СГ: Американская экономика восстанавливается, и, наоборот, наличие инфляции показывает, что она растет больше, чем Федрезерв думал. В этом смысле не нужно слишком беспокоиться об американской экономике. В целом, когда удастся остановить инфляцию и свести ее к целевому ориентиру, мы сможем сказать, в каком состоянии находится американская экономика. Надо сказать, что есть и другие вещи, которые тоже связаны с инфляцией, но не напрямую – это вещи, связанные с тем, что называется в Америке Great Resignation, – никто не хочет работать. Пособий было роздано так много, что трудно на ту низкую зарплату, которая была у неквалифицированных рабочих, найти людей. Люди предпочитают уходить с рынка труда, жить на пособие, и в этом смысле, может быть, оказалось, что в Америке было роздано слишком много денег. С другой стороны, могло оказаться, что работодатели должны задуматься: может, они платили слишком низкую зарплату, может быть, плохо, что человек, который работает full time в ресторане быстрого питания, не может заработать денег на то, чтобы себя прокормить и заплатить за потребности своей семьи? Вы знаете, есть много дискуссий на тему, что в Америке, чтобы бороться с неравенством, нужны более высокие зарплаты в низкооплачиваемом секторе.

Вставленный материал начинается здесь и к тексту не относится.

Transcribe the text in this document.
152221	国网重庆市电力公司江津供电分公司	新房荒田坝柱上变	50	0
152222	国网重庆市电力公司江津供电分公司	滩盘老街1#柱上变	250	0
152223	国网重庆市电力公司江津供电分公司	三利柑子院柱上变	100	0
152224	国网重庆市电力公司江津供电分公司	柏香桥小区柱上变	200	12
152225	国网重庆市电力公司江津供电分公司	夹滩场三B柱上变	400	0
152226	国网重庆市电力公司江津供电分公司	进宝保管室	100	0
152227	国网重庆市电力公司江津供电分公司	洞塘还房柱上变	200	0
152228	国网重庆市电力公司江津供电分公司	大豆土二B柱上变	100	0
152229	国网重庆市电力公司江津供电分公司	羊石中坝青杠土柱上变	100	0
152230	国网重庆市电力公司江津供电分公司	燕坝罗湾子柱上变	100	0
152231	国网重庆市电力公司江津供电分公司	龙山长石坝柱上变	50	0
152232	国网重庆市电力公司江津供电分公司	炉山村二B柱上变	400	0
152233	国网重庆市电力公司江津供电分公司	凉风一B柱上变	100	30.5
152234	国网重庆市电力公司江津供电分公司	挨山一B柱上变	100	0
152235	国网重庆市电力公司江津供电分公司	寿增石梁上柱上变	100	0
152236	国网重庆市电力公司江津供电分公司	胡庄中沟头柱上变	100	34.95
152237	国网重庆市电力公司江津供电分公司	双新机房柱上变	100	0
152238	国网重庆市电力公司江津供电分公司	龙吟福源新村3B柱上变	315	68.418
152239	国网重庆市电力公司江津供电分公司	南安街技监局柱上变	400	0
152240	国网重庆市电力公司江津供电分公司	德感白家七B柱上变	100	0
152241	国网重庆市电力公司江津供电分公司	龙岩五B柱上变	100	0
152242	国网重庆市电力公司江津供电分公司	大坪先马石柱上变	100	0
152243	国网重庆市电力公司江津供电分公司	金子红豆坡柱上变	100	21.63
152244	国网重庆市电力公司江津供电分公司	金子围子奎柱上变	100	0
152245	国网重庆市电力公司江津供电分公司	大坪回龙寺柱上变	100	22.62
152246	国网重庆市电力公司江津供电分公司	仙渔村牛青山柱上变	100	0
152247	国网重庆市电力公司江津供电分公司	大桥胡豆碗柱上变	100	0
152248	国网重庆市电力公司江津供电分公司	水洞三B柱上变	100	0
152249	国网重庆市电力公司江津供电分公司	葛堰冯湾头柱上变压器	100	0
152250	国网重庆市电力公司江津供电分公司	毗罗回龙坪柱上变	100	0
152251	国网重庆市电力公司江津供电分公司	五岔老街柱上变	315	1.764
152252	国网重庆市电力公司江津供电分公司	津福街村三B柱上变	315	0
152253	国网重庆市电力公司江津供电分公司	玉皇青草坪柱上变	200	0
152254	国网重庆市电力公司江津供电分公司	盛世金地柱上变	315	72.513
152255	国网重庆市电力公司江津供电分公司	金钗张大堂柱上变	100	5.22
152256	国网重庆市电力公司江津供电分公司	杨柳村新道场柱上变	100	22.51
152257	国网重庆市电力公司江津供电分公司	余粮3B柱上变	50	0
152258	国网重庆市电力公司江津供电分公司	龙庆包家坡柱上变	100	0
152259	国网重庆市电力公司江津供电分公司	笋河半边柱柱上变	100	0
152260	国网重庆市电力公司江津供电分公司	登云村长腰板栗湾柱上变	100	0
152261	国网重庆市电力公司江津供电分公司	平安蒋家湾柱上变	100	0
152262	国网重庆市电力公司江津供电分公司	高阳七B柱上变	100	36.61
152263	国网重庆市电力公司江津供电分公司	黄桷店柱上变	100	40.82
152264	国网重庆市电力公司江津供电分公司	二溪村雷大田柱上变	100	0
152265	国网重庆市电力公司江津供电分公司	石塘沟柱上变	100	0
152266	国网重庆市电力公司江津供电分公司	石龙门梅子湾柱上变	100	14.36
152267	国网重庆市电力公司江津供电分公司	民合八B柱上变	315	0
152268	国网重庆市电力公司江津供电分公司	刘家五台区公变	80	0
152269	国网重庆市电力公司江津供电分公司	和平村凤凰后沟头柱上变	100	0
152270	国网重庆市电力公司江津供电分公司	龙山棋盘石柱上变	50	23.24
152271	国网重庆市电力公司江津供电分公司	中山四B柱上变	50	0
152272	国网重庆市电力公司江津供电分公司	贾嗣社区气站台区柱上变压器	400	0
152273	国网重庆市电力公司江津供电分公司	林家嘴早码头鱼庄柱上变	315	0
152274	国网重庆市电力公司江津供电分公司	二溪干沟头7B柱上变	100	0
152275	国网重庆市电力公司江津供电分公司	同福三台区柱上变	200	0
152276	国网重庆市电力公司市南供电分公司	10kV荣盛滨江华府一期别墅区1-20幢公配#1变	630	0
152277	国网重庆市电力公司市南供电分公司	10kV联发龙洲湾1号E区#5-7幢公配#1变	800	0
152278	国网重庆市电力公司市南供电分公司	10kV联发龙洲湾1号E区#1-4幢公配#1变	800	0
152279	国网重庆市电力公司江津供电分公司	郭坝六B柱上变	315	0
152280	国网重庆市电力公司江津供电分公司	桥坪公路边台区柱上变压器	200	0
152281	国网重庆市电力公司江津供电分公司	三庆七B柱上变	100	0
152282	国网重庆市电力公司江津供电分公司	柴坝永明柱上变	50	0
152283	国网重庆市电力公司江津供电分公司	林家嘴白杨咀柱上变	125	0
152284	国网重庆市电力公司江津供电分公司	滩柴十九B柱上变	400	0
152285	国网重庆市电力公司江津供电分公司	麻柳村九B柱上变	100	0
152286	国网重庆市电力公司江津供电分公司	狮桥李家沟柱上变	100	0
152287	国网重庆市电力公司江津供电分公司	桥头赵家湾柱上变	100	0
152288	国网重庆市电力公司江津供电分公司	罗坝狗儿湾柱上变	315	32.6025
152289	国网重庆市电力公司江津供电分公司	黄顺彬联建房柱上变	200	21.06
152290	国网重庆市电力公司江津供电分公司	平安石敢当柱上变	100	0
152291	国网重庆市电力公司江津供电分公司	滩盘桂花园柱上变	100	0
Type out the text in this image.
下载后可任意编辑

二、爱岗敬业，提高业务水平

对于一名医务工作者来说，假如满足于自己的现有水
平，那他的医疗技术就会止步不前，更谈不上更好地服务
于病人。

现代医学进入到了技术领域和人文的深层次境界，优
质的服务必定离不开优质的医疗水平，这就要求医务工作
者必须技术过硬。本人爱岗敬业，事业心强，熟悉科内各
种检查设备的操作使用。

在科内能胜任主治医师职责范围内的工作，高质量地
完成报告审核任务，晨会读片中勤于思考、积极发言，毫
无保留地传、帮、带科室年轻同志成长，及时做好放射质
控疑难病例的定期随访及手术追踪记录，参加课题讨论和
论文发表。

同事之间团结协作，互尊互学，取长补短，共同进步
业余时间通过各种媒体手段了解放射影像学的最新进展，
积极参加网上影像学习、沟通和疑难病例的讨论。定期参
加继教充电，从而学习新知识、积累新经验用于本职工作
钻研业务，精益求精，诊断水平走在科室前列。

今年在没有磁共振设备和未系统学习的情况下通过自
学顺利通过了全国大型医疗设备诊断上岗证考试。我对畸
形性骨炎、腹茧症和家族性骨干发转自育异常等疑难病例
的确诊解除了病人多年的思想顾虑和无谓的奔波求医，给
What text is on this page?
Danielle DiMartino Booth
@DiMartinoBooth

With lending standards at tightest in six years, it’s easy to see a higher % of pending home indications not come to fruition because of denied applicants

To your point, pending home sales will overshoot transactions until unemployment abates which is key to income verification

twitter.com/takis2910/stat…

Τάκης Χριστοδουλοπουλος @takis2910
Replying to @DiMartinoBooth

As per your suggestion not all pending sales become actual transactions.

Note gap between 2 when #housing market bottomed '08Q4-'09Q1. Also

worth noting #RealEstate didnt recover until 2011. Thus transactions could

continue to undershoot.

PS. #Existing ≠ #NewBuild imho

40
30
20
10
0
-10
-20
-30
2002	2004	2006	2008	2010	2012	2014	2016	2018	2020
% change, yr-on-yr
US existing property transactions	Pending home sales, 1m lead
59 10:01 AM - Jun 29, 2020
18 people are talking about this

Может, это то, что произойдёт сейчас, соответственно мы увидим повышение зарплат в низкооплачиваемом секторе, а это в свою очередь подтолкнёт инфляцию, и Центральный банк ответит повышением ставок. Все это очень непростой вопрос, связанный с тем, что мы находимся в беспрецедентном времени. То, что мы сегодня с Вами беседуем, сто лет назад было бы невозможно, да и десять лет назад тоже. Представьте себе, что весь мир находится на карантине, при этом он живет относительно нормально – спад ВВП в 2020 году в мире был такой же, как в 2009 году, то есть, мягко говоря, не катастрофой. Мир каким-то образом умудряется с этим справляться, и в этом смысле с экономической точки зрения инфляция, всплеск инфляции на низких процентных пунктах – это ужасно, но жить можно. Трудно найти рабочих, но можно с этим справляться. Труднее всего строить модель всего этого, потому что, как я уже сказал, такие события бывают раз в сто лет.
АН: Понятно, интересно. То есть экономистов больше беспокоит, что им не на чем построить модель прогноза. Кстати, я слышал, что сейчас безработица в Штатах находится на рекордно низком уровне. Это правда?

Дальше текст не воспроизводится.